Ueli Steck, vivre son rêve à en mourir

Ironie du sort, c'est quand je fais le moins de montagne pour cause de cheville foutue que j'apprends, dimanche avant d'aller bosser, la mort de Ueli Steck. Et depuis, une grosse tristesse poisseuse me colle aux semelles. C'est d'autant plus bizarre que je ne le connaissais même pas personnellement, Mr Swiss Machine. Et ce n'est pas non plus un modèle pour moi: avec mon gabarit et ma cylindrée, je revendique mon statut de deuche: lente mais increvable, comme la 2 CV, pas comme ce fou de vitesse! Alors quoi? 



Quand l'ovni Ueli Steck a débarqué, il y a eu les "pour" et les "contre". Moi, j'ai juste dit "Respect" car, qu'on aime ou qu'on n'aime pas, ce type a révolutionné l'alpinisme en faisant des exploits hallucinants (du style que l'Eiger, moi je me contente de l'admirer en trottinant tranquillou mon Eiger Trail en moyenne montagne et en m'arrêtant pour prendre des photos). Et surtout, j'ai cherché à comprendre ce qu'il faisait. J'ai découvert ses préparations minutieuses, ses gestes mille fois répétés, sa discipline et sa passion. Accessoirement, c'est en le lisant que j'ai eu envie de me mettre au bloc.


Alors bien sûr, ce qu'il faisait était dangereux (je ne parle donc pas de l'escalade en salle). Mais il le faisait avec une telle assurance et une telle précision, que j'avais fini par croire qu'il ne tomberait pas, pas lui. D'autant plus que, dans de récentes interviews, il disait qu'il avait conscience que de grands noms de l'alpinisme étaient tombés vers la quarantaine, que c'était un tournant où le corps devenait moins explosif et le geste moins rapide qu'à 20 ans. Et pourtant.

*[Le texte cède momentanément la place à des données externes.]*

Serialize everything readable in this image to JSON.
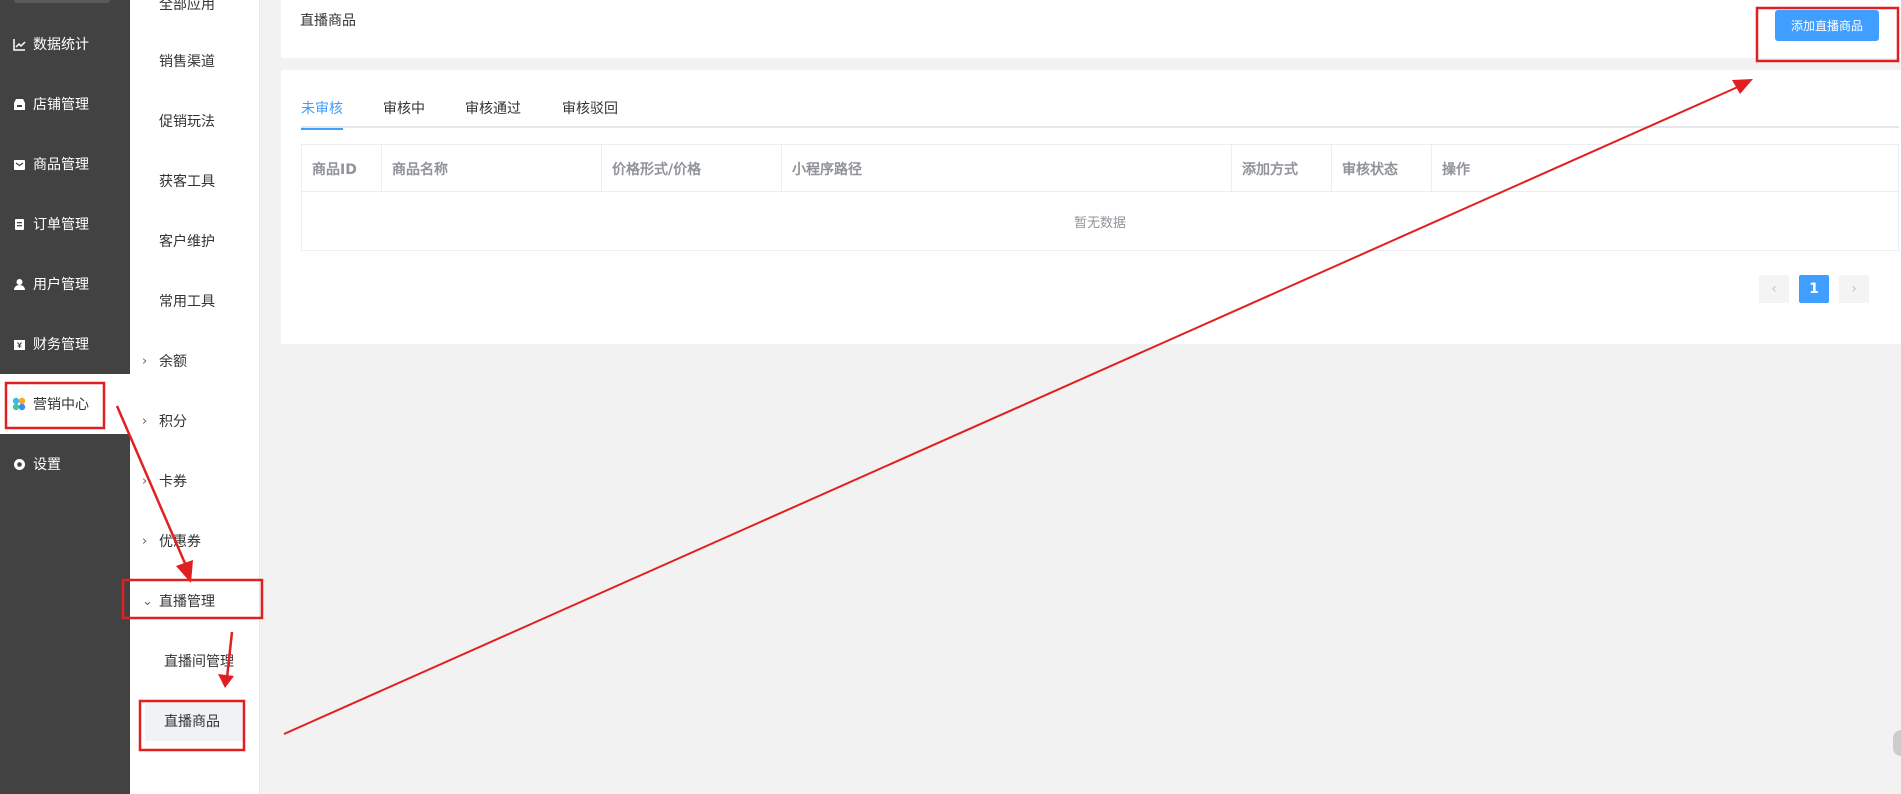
{
  "sidebar": {
    "items": [
      {
        "label": "数据统计",
        "icon": "chart-line-icon"
      },
      {
        "label": "店铺管理",
        "icon": "store-icon"
      },
      {
        "label": "商品管理",
        "icon": "product-icon"
      },
      {
        "label": "订单管理",
        "icon": "order-icon"
      },
      {
        "label": "用户管理",
        "icon": "user-icon"
      },
      {
        "label": "财务管理",
        "icon": "finance-icon"
      },
      {
        "label": "营销中心",
        "icon": "marketing-icon"
      },
      {
        "label": "设置",
        "icon": "gear-icon"
      }
    ],
    "active_index": 6
  },
  "submenu": {
    "top_partial": "全部应用",
    "items": [
      "销售渠道",
      "促销玩法",
      "获客工具",
      "客户维护",
      "常用工具"
    ],
    "groups": [
      "余额",
      "积分",
      "卡券",
      "优惠券",
      "直播管理"
    ],
    "live_children": [
      "直播间管理",
      "直播商品"
    ]
  },
  "header": {
    "title": "直播商品",
    "add_button": "添加直播商品"
  },
  "tabs": [
    "未审核",
    "审核中",
    "审核通过",
    "审核驳回"
  ],
  "active_tab": 0,
  "table": {
    "columns": [
      "商品ID",
      "商品名称",
      "价格形式/价格",
      "小程序路径",
      "添加方式",
      "审核状态",
      "操作"
    ],
    "empty_text": "暂无数据"
  },
  "pagination": {
    "prev": "‹",
    "current": "1",
    "next": "›"
  },
  "colors": {
    "sidebar_bg": "#424242",
    "primary": "#409eff",
    "annotation_red": "#e02020"
  }
}
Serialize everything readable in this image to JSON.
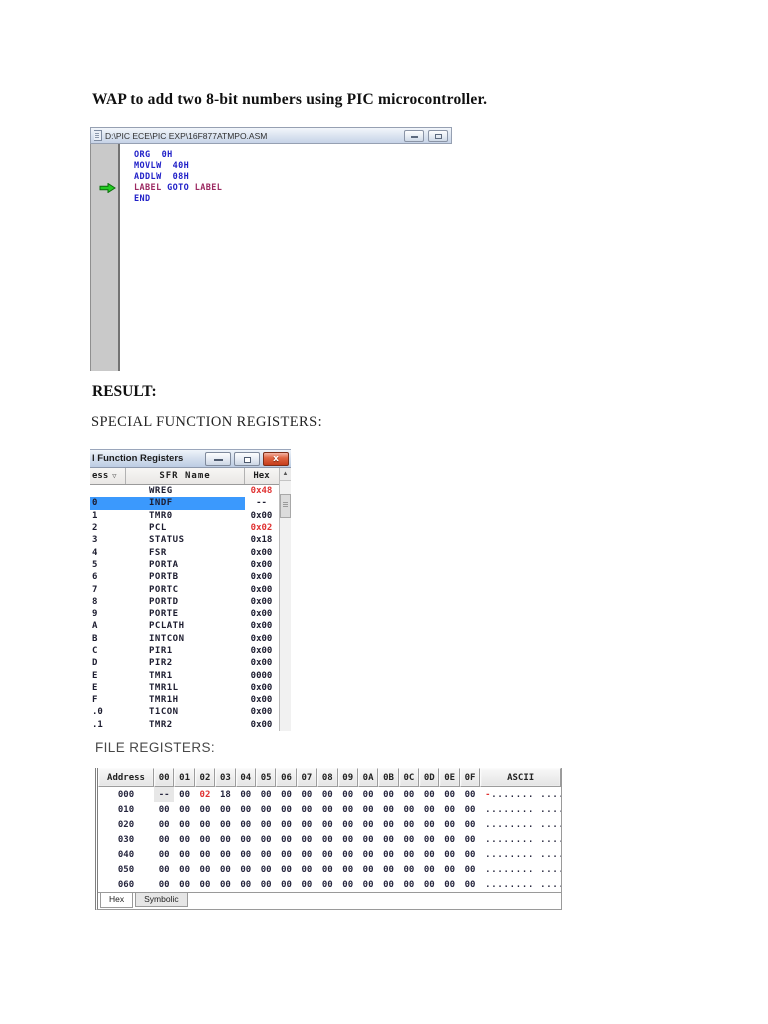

J'accuse le choc aussi, car, certes, j'ai perdu des amis et des connaissances en montagne, mais Ueli Steck, c'est le premier alpiniste de légende de ma génération qui meurt là-haut. Stupide ou pas, c'est la prise de conscience que les meilleurs de ma génération meurent aussi, malgré leur préparation, malgré le matériel, malgré le fait qu'on est meilleurs que ceux qui nous ont précédés et que ceux qui nous suivent et... qu'on n'est  donc pas différents des autres.

Cher Ueli Steck, tu as inspiré et fait rêver des sportifs, des amoureux de la montagne de tous niveaux. Je me rappelle d'être arrivée en rampant quasiment sur un sommet près de chez moi, à bout de souffle et presque de forces, par un vent pas possible, en murmurant: "(juron), n'est pas Ueli Steck qui veut"... Tu as vécu avec passion et tu es allé au bout de tes rêves. Paix à ton âme qui ne devait pas être des plus paisibles. J'adresse aussi mes condoléances à ta femme et à tes proches qui t'aiment pour celui que tu étais et pas pour l'image que tu représentais.

Dans notre société du "no risk", on oublie parfois que vivre c'est dangereux en soi, puisqu'on finit tous par en mourir. 

Si par hasard, en chutant, tu t'es posé la question "Ai-je bien vécu?", tu auras probablement répondu "oui". Cette réponse, je souhaite à chacune et à chacun de pouvoir la formuler en rendant son dernier souffle...  et le plus tard possible. 

La vie est brève, faites-en bon usage.